Repeterende handelingen
Als steeds dezelfde bewegingen worden uitgevoerd, is er sprake van repeterend werk. Handelingen worden alleen repeterend genoemd als ze zich gedurende minimaal twee uur per dag voordoen of als ze minimaal één uur achter elkaar voorkomen. Bij repeterende bewegingen moet sprake zijn van een herhaalde, soortgelijke, relatief kortdurende bewegingen, vaker dan twee keer per minuut. Bewegingen waarbij ook een gewicht wordt getild of gedragen, worden alleen repeterend genoemd als het gewicht minder is dan drie kilo. Is het gewicht groter, dan is er in eerste instantie sprake van tillen of dragen.
Het gaat bij repeterende bewegingen vaak om een combinatie van een statische belasting in het bovenlichaam en een dynamische belasting van de armen. Statische belasting in het bovenlichaam (o.a. de schouders) veroorzaakt problemen met doorbloeding in de armen. Door een geringe doorbloeding kunnen zogenoemde RSI-aandoeningen (Repetitive Strain Injury) oftewel klachten aan de armen, nek en schouders (KANS) ontstaan.
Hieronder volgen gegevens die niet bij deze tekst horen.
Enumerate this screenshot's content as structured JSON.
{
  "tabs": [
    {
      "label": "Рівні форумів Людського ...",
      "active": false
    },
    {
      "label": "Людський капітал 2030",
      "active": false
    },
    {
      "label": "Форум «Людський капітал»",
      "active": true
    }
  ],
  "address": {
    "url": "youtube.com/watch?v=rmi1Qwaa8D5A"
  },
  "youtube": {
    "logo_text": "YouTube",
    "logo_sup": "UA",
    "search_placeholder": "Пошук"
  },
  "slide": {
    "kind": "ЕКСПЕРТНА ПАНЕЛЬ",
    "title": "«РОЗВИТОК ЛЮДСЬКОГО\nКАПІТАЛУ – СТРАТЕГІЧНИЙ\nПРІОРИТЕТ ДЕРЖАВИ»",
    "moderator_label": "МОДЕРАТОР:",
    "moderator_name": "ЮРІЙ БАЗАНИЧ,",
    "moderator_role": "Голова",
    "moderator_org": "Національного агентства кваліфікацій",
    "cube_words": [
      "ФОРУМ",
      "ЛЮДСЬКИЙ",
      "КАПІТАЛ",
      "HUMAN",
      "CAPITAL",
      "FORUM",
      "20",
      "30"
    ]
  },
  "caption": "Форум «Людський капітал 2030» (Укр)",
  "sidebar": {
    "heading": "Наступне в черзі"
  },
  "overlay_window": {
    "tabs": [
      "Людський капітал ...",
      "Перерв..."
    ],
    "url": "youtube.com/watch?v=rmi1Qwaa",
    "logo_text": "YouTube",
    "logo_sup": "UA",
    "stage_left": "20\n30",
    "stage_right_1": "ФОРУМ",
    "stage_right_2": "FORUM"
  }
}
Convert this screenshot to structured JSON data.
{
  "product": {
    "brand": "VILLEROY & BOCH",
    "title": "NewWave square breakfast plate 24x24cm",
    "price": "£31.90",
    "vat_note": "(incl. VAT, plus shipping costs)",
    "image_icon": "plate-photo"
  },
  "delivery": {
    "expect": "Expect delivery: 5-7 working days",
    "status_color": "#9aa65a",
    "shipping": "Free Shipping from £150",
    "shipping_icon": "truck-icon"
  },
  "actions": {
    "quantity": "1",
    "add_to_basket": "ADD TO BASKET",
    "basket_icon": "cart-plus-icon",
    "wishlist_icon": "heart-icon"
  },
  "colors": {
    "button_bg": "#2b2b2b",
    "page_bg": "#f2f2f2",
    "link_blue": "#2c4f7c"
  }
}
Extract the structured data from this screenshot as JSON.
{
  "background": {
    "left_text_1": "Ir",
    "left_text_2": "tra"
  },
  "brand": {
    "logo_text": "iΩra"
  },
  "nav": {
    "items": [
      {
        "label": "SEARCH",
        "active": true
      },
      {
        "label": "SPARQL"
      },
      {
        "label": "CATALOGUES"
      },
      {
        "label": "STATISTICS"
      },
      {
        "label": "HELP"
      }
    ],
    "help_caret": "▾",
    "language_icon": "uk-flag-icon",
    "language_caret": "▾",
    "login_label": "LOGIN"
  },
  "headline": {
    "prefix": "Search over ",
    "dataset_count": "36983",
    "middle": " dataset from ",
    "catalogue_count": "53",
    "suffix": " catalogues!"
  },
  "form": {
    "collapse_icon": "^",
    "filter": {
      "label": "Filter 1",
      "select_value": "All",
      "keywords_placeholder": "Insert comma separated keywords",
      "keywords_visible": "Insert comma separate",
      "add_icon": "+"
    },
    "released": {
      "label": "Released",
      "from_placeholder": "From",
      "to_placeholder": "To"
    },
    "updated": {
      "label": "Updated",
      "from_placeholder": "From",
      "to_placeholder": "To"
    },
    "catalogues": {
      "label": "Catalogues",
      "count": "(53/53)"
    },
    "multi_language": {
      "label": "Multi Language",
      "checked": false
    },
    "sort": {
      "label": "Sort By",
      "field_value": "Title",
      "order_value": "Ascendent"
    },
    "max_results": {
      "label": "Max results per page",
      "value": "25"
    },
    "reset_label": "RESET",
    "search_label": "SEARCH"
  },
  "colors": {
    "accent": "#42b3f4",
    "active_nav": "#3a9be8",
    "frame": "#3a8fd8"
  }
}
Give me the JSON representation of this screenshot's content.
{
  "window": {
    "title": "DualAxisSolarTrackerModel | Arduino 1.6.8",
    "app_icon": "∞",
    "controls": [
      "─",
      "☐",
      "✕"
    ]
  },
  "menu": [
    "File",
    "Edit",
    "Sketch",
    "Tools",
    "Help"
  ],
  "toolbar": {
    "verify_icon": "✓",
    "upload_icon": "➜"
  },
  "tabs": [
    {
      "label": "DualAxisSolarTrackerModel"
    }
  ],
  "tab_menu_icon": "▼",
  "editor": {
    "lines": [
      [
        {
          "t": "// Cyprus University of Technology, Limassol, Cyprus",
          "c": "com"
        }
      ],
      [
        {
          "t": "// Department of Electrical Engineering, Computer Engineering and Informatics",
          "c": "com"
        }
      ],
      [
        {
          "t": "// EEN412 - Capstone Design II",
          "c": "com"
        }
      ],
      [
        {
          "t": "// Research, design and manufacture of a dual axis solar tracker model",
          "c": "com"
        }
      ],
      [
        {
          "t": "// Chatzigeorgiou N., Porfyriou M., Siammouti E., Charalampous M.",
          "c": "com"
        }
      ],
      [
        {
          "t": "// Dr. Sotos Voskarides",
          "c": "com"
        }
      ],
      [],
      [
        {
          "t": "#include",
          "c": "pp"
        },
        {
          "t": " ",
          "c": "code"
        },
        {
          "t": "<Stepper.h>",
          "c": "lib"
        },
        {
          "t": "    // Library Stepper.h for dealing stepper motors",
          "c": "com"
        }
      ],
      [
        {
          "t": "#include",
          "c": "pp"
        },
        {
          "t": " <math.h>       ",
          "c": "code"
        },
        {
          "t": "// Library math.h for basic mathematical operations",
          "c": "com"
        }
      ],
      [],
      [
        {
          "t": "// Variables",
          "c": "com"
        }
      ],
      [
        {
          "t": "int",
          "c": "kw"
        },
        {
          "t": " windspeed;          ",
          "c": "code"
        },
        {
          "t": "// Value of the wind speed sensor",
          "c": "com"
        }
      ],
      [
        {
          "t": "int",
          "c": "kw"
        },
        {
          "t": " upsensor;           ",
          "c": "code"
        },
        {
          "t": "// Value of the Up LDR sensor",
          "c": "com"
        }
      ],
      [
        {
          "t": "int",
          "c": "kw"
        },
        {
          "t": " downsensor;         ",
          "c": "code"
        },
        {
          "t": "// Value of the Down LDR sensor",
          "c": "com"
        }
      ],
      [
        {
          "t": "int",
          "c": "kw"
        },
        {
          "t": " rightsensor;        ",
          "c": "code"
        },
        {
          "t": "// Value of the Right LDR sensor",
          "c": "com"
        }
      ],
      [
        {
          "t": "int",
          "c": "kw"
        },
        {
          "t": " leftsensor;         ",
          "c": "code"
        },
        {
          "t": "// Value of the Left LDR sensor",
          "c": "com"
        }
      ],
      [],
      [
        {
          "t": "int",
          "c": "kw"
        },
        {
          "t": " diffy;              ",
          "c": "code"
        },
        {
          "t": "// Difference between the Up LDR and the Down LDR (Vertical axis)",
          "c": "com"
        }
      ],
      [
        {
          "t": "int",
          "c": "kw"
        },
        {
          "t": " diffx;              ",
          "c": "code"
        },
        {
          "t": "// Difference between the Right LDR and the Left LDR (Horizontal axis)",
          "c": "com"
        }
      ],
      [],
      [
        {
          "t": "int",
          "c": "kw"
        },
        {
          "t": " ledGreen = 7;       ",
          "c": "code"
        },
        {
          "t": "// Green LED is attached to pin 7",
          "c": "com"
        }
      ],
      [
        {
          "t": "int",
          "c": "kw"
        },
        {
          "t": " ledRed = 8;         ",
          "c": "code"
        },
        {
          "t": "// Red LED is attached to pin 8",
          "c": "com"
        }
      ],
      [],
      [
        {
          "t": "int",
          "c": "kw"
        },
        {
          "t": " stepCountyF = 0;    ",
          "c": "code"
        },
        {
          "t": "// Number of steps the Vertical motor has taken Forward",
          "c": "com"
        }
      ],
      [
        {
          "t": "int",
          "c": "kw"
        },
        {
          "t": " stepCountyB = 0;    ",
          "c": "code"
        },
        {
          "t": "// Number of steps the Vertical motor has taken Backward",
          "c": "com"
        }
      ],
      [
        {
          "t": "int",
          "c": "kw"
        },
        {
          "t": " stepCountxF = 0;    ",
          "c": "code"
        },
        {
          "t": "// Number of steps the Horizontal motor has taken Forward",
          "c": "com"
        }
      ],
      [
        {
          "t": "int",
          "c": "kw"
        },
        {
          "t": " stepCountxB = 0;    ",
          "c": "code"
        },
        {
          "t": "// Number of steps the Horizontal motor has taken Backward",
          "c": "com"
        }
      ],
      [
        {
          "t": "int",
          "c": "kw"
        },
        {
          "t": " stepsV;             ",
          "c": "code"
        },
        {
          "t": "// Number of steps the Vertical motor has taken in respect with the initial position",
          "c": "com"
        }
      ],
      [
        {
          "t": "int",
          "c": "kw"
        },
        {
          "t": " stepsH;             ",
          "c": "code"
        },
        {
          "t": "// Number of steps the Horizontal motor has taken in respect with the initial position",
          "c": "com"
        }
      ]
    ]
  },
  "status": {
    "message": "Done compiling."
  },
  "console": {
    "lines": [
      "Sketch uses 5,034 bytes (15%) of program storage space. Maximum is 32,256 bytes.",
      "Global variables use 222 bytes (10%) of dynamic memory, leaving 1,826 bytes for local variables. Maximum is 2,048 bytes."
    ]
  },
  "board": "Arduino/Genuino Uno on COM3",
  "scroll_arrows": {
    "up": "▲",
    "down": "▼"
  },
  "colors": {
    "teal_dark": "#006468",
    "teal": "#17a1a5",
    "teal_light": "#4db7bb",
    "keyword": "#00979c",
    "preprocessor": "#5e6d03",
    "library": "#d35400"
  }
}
KANS is een verzamelbegrip voor diverse arbeidsgebonden chronische aandoeningen aan de bovenste ledematen. Meestal beginnen de klachten in de nek-schouderzone, daar waar de arm door het lichaam wordt opgetild. Later ontstaan ook klachten lager in de ledematen, zoals in elleboog, pols en vingers.
Factoren van belang zijn:
- langdurig achter elkaar werken;
- repeterende bewegingen in een hoog tempo;
- weinig pauzes;
- hoge werkdruk.
Extreme gewrichtsstanden, koude en grote krachtsuitoefening kunnen het ontstaan van de klachten versnellen.